Die folgende Meditationsanleitung, aus einem Vortrag im Februar 2015
ist also nur als Hinweis zu verstehen,
wie man sich die Sichtweise etwa vorstellen kann.
Die Anleitung beruht auf dem berühmten Kommentar
des Patrul Rinpoche (19. Jahrhundert)
zu den drei Worten des Garab Dorje (Tsik Sum Nedek),
und beschreibt den Aufbau der richtigen Haltung,
um das ursprüngliche Gewahrsein
jenseits unseres dualistischen Alltagsbewusstseins
kennen zu lernen.
Als erstes entspanne Körper und Geist …
vollkommen ohne Anstrengung,
projiziere nicht, konzentriere dich nicht, keine Gedanken …
Wenn unser Geist herumwandert – irgendwohin- dann führt das zu nichts.
Wenn wir ihn aber zu sehr zwingen, da zu bleiben, führt das auch zu nichts.
Dieses Dableiben, das entspannte Da-bleiben ist aber auch kein Gedanke.
verweilen in einem Zustand der Ausgeglichenheit frei und leicht …
Wenn wir einfach da sind und uns entspannen und die Wirklichkeit fließen lassen, dann ist das die ganze Meditation.
Wenn wir aber nicht gewohnt sind, zu meditieren, dann beginnt zwar die Meditation in diesem Augenblick, nur beginnt sie sofort wieder, sich selber einzuspinnen.
… also wir beruhigen uns, wir setzen uns hin, der Geist will in Meditation kommen, aber sofort sind wir wieder in unseren Gewohnheitsmustern,
und nun ist es sehr wichtig an dieser Stelle ganz aufzuwachen!

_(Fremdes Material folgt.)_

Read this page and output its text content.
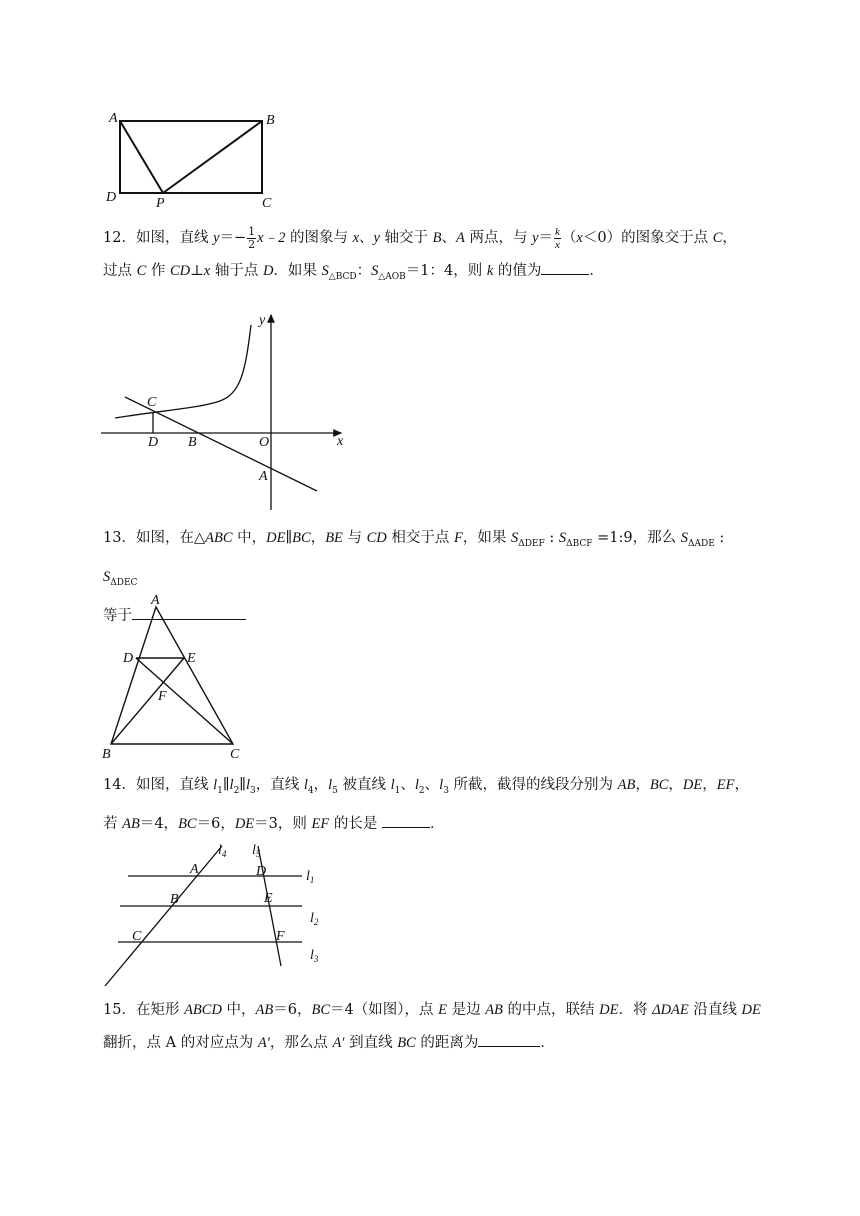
A	B
C
D	P
12．如图，直线 $y=- \frac{1}{2}$ x﹣2 的图象与 x、y 轴交于 B、A 两点，与 $y= \frac{k}{x} (x<0)$的图象交于点 C，
过点 C 作 CD⊥x 轴于点 D．如果 $S_{\triangle BCD}$：$S_{\triangle AOB}=1$：4，则 k 的值为	．
y
C
D B	O	x
A
13．如图，在△ABC 中，DE∥BC，BE 与 CD 相交于点 F，如果 $S_{\Delta DEF}$ : $S_{\Delta BCF}$ =1:9，那么 $S_{\Delta ADE}$ : $S_{\Delta DEC}$
等于
A
D	E
F
B	C
14．如图，直线 $l_1\parallel l_2\parallel l_3$，直线 $l_4$，$l_5$ 被直线 $l_1$、$l_2$、$l_3$ 所截，截得的线段分别为 AB，BC，DE，EF，
若 AB＝4，BC＝6，DE＝3，则 EF 的长是	．
$l_4$ $l_5$
A	D	$l_1$
B	E
$l_2$
C	F
$l_3$
15．在矩形 ABCD 中，AB＝6，BC＝4（如图），点 E 是边 AB 的中点，联结 DE．将 ΔDAE 沿直线 DE
翻折，点 A 的对应点为 A′，那么点 A′ 到直线 BC 的距离为	．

Also wir entspannen uns, und wir entspannen uns immer weiter, aber statt dann weg zu dösen –
… an dieser Stelle in der Entspannung ganz wach zu werden,
das ist der entscheidende Punkt.
Es gibt verschiedene Methoden, das zu erreichen, an dieser Stelle auf zu wachen.
Am allerbesten ist, wenn es von selbst geschieht. Wenn wir uns entspannen und beruhigen, dann entsteht ganz von selbst eine durchsichtige klare Wachheit, und wenn wir die erkennen und in der bleiben, dann beginnt Meditation.

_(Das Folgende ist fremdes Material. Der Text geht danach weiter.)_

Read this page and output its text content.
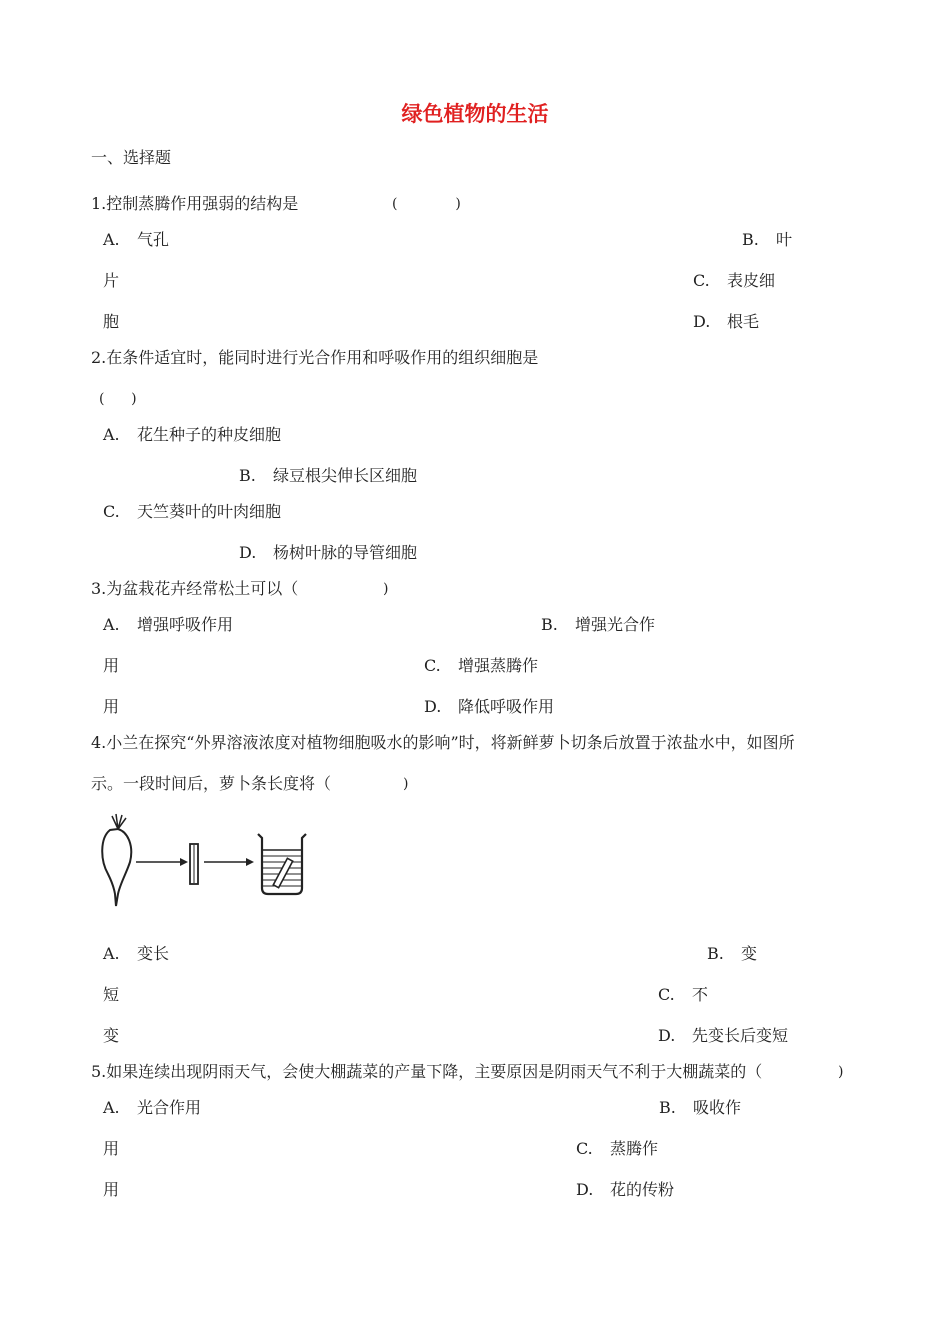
绿色植物的生活
一、选择题
1.控制蒸腾作用强弱的结构是	(             )
A. 气孔	B. 叶
片	C. 表皮细
胞	D. 根毛
2.在条件适宜时，能同时进行光合作用和呼吸作用的组织细胞是
(      )
A. 花生种子的种皮细胞
B. 绿豆根尖伸长区细胞
C. 天竺葵叶的叶肉细胞
D. 杨树叶脉的导管细胞
3.为盆栽花卉经常松土可以（	)
A. 增强呼吸作用	B. 增强光合作
用	C. 增强蒸腾作
用	D. 降低呼吸作用
4.小兰在探究“外界溶液浓度对植物细胞吸水的影响”时，将新鲜萝卜切条后放置于浓盐水中，如图所
示。一段时间后，萝卜条长度将（	)
A. 变长	B. 变
短	C. 不
变	D. 先变长后变短
5.如果连续出现阴雨天气，会使大棚蔬菜的产量下降，主要原因是阴雨天气不利于大棚蔬菜的（	)
A. 光合作用	B. 吸收作
用	C. 蒸腾作
用	D. 花的传粉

Ich werde später von verschiedenen Methoden sprechen, wie man diesen Prozess unterstützen kann, aber am besten ist es, wenn es von selber auftritt, wenn man es erkennt und dann damit weitergeht.

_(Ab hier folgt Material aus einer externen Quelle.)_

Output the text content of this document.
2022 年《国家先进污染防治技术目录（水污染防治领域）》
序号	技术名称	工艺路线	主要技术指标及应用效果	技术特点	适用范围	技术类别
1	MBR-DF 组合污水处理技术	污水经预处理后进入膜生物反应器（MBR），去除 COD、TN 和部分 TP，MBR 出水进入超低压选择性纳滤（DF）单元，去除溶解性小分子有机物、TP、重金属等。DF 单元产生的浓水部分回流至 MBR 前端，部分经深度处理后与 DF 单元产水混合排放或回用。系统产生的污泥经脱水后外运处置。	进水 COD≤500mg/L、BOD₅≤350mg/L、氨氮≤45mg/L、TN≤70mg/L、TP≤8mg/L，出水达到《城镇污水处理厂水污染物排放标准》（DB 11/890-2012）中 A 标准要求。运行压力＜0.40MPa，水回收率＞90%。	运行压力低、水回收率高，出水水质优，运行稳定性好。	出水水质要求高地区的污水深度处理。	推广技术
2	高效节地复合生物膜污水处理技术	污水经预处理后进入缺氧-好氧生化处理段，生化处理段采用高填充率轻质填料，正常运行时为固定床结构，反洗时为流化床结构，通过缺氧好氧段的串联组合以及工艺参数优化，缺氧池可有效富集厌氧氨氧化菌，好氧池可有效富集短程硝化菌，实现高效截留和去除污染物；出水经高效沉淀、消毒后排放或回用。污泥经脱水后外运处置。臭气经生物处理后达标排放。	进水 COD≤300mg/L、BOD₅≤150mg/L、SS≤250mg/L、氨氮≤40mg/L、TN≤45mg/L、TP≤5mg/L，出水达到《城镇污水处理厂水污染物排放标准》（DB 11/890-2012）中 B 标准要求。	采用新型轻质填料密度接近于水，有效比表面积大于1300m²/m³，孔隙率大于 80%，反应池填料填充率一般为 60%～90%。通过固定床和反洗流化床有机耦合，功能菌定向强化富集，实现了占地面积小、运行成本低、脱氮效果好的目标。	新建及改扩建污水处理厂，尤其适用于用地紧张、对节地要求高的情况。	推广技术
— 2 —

In dem Augenblick in dem die Meditation beginnt, sprechen die Tibeter von HE DE WA – Offene Weite. Das ist das selbst- erscheinende Gewahrsein, das sich von unserem alltäglichen Bewusstsein unterscheidet. Es ist völlig frei, offen und weit. Es wird verglichen mit einem klaren Licht und einem Kristall, einem völlig durchsichtigen Kristall, aber es gibt keine Vorstellung, die uns wirklich erklären könnte, was das ist. Es entsteht ganz von selbst.
Erstaunlich!
In diesem Augenblick, frei von allen Gedanken, ist die Befreiung manifest
Da ist Nichts, eine völlige Öffnung
HE DE WA
In dieser Öffnung ist vollkommene Durchsichtigkeit
oder Transparenz, das heißt dieses Gewahrsein, das in uns entsteht, breitet sich ungehindert in alle Richtungen aus. Es gibt keine Grenzen, es gibt kein Innen, kein Aussen, keine Form, keine Farbe, leuchtende Transparenz, die unaussprechlich ist.
Das ist das Gewahrsein des Dharmakaya
und der erste Punkt des Dzogchen, die Sichtweise. Wenn man das kennt, braucht man nichts weiter.
Das ist die Sicht des Dzogchen.
Das Wesen von Prajna Paramita
Wenn du mit deinem Geist nicht zugreift, wirst du einen frischen Seinszustand erfahren. Wenn du das Festhalten loslässt, wird ein Zustand jenseits aller Begrifflichkeit geboren. Dann wird das Feuer des großen Prajna wachsen. Die dunkle Ignoranz des Festhaltens am Ich wird beseitigt werden.
Die Wurzel-Lehre ist die, dass du die Bewegung deines eigenen Geistes ganz genau untersuchen sollst. Tu das!
Sönam Drapa
Die Linie
Dzogchen, Mahamudra und andere Erleuchtungswege kann man nicht (nur) intellektuell lernen. Es braucht die persönliche Begegnung von Mensch zu Mensch, da es hier um Dinge geht die über Sprache und Verstand hinausgehen.
Das hat nichts mit Magie zu tun, sondern es ist so wie mit einem guten Handwerk. Manche Dinge lassen sich nur im alltäglichen Zusammenarbeiten und im Laufe der Zeit erlernen.
Die Linie des Dzogchen wird schon seit Jahrtausenden auf diese Weise weitergegeben und wurde von großen und berühmten Meistern getragen.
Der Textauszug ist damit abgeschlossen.